Per il governo israeliano l’operazione è presentata come una ‘necessità strategica’ per garantire la sicurezza del Paese e liberare gli ostaggi ancora detenuti da Hamas. Tuttavia, non mancano le pressioni interne: migliaia di israeliani hanno protestato ieri sera davanti alla residenza del premier Netanyahu a Gerusalemme, chiedendo maggiore impegno per il rilascio degli ostaggi e accusando il governo di mettere a rischio le vite dei civili e la stabilità nazionale. La società israeliana vive così un doppio binario: da un lato il sostegno a una campagna militare durissima contro Hamas, dall’altro la crescente paura per la sorte degli ostaggi e il timore di un conflitto senza sbocchi.

In parallelo, lo scenario regionale registra segnali di tensione crescente.

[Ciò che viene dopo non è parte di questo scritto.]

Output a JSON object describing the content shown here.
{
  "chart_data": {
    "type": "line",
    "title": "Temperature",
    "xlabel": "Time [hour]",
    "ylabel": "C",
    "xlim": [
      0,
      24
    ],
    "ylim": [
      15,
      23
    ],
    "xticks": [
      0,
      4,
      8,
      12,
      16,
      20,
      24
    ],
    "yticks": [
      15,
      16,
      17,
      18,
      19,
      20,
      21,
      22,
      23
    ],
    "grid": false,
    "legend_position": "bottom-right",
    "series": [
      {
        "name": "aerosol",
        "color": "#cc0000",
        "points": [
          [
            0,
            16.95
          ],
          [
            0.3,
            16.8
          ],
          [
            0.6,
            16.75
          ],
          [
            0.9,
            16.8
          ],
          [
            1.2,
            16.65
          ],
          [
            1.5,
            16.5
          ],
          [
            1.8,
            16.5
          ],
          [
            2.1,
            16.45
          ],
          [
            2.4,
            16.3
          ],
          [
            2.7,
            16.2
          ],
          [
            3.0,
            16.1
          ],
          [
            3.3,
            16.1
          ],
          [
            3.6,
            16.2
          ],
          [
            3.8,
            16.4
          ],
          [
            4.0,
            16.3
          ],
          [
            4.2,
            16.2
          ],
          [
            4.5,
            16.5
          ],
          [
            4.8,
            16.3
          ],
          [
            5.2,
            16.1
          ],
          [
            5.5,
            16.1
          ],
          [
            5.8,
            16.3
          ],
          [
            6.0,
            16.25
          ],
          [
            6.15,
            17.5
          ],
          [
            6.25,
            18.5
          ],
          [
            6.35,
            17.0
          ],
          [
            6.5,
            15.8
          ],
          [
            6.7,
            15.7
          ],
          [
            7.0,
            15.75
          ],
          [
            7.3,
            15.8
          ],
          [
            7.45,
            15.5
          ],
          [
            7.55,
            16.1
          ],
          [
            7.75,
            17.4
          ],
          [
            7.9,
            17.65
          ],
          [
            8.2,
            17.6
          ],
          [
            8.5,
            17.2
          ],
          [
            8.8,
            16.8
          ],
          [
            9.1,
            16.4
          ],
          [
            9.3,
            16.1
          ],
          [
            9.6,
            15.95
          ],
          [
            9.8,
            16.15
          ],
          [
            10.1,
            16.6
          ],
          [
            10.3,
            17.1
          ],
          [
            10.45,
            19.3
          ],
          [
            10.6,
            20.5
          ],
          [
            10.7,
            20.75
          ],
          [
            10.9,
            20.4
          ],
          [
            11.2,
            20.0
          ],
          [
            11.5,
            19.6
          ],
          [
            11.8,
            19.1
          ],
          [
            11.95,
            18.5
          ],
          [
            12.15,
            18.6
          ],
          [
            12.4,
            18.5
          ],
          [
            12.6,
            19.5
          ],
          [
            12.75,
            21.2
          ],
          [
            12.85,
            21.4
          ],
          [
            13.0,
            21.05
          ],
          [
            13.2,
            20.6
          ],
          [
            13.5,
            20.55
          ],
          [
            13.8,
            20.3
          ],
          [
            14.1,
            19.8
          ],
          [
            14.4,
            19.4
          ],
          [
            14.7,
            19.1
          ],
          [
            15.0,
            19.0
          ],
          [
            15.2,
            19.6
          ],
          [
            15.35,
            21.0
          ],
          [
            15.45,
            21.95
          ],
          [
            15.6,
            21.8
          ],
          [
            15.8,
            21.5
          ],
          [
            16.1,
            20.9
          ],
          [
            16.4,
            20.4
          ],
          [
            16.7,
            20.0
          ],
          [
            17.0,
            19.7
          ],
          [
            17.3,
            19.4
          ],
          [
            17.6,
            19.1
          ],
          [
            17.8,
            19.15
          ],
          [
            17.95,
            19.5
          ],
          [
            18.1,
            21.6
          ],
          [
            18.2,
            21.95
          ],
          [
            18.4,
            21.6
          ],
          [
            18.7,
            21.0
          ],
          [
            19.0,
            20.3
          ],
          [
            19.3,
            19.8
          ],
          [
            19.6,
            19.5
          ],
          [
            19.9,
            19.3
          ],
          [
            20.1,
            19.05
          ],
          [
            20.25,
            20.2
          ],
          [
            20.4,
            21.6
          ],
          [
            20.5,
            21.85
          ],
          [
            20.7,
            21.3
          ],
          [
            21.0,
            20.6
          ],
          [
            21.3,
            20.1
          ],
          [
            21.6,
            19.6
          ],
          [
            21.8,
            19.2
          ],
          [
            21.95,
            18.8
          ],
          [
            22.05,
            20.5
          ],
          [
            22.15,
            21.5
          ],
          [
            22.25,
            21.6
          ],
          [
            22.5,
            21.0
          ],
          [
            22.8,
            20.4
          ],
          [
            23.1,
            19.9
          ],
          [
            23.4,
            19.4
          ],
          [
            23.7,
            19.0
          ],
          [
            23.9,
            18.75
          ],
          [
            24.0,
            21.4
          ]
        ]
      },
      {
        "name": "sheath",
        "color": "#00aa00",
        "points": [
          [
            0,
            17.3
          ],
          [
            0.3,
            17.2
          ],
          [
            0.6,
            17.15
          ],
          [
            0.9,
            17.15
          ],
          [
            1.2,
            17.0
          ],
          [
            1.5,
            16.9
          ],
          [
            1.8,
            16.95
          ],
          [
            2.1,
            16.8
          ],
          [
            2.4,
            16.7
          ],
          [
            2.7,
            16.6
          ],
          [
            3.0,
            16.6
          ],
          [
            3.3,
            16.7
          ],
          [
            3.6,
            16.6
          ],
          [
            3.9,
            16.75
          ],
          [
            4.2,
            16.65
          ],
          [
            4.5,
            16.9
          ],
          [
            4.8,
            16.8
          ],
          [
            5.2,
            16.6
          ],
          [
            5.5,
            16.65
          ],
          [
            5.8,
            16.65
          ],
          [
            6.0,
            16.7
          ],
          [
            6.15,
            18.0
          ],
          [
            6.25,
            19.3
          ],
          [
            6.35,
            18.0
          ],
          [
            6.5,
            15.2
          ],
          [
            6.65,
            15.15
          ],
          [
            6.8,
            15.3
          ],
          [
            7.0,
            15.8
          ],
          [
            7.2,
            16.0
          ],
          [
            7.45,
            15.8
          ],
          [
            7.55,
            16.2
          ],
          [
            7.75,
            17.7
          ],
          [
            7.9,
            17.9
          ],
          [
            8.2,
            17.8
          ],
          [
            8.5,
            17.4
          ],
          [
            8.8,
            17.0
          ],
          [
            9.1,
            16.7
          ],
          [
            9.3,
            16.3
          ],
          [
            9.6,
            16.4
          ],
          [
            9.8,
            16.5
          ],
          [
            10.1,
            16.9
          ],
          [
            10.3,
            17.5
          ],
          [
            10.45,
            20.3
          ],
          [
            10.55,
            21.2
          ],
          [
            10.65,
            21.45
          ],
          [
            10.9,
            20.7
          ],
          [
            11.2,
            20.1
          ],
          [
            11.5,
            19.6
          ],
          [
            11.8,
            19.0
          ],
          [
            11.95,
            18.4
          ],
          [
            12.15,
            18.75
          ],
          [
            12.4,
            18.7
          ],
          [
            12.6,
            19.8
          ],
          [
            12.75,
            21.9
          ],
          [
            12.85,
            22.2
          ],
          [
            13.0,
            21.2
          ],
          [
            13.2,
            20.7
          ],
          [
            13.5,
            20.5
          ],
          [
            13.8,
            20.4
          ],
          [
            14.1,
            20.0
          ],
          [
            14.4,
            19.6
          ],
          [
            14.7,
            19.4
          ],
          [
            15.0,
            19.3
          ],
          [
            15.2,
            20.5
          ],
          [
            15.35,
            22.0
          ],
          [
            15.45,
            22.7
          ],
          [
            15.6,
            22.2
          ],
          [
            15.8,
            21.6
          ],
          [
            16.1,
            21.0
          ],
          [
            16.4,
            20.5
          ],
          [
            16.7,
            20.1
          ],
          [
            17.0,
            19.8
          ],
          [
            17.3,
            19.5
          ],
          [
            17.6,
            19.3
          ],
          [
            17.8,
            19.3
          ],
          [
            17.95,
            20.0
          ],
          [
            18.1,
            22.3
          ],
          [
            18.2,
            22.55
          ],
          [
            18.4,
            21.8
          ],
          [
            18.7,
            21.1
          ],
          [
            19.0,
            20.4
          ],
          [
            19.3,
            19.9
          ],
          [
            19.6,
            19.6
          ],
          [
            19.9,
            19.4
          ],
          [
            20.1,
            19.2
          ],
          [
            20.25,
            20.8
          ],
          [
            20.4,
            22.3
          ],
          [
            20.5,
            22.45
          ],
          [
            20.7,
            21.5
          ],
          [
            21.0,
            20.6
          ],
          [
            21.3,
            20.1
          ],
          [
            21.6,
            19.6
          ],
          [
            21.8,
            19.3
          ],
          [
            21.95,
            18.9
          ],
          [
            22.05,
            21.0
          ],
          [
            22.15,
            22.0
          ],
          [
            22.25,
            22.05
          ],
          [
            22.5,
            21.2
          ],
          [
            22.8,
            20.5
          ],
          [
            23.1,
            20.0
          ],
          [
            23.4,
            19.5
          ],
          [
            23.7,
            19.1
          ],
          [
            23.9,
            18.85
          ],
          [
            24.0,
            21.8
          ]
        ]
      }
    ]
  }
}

Stamattina le autorità iraniane hanno annunciato di aver giustiziato un uomo accusato di spionaggio a favore del Mossad. La notizia, riportata dall’agenzia Mers, evidenzia come la guerra a Gaza abbia ormai ricadute dirette negli equilibri di potere mediorientali, con Teheran e Tel Aviv che incrociano la loro rivalità anche sul terreno dell’intelligence e delle operazioni clandestine.

Al di là della dimensione geopolitica, è la popolazione civile a pagare il prezzo più alto. Gli sfollati si accalcano in scuole, moschee, campi improvvisati. Le agenzie umanitarie denunciano che non esistono vie sicure né rifornimenti adeguati di acqua, cibo e carburante. La scarsità di generatori elettrici e la chiusura di numerosi ospedali per mancanza di personale o di attrezzature rischia di trasformare la crisi sanitaria in catastrofe. Secondo l’Onu, senza pause umanitarie immediate la situazione potrebbe degenerare in epidemie e carestia. Ma le richieste di cessate il fuoco temporanei, avanzate da più parti, restano per ora senza risposta.

L’inizio dell’offensiva terrestre segna un passaggio chiave, ma anche il rischio di una spirale incontrollabile. Gli analisti avvertono: combattere in un ambiente urbano come Gaza City comporta costi altissimi in termini di tempo, perdite e danni ai civili. Ogni avanzata può alimentare nuove ondate di sfollati e un odio sempre più radicato. La comunità internazionale oscilla tra appelli alla moderazione e discussioni su possibili sanzioni contro Israele, mentre i paesi arabi tentano mediazioni. Ma finché la logica delle armi avrà il sopravvento, Gaza resterà il teatro di una tragedia senza soluzione a breve termine.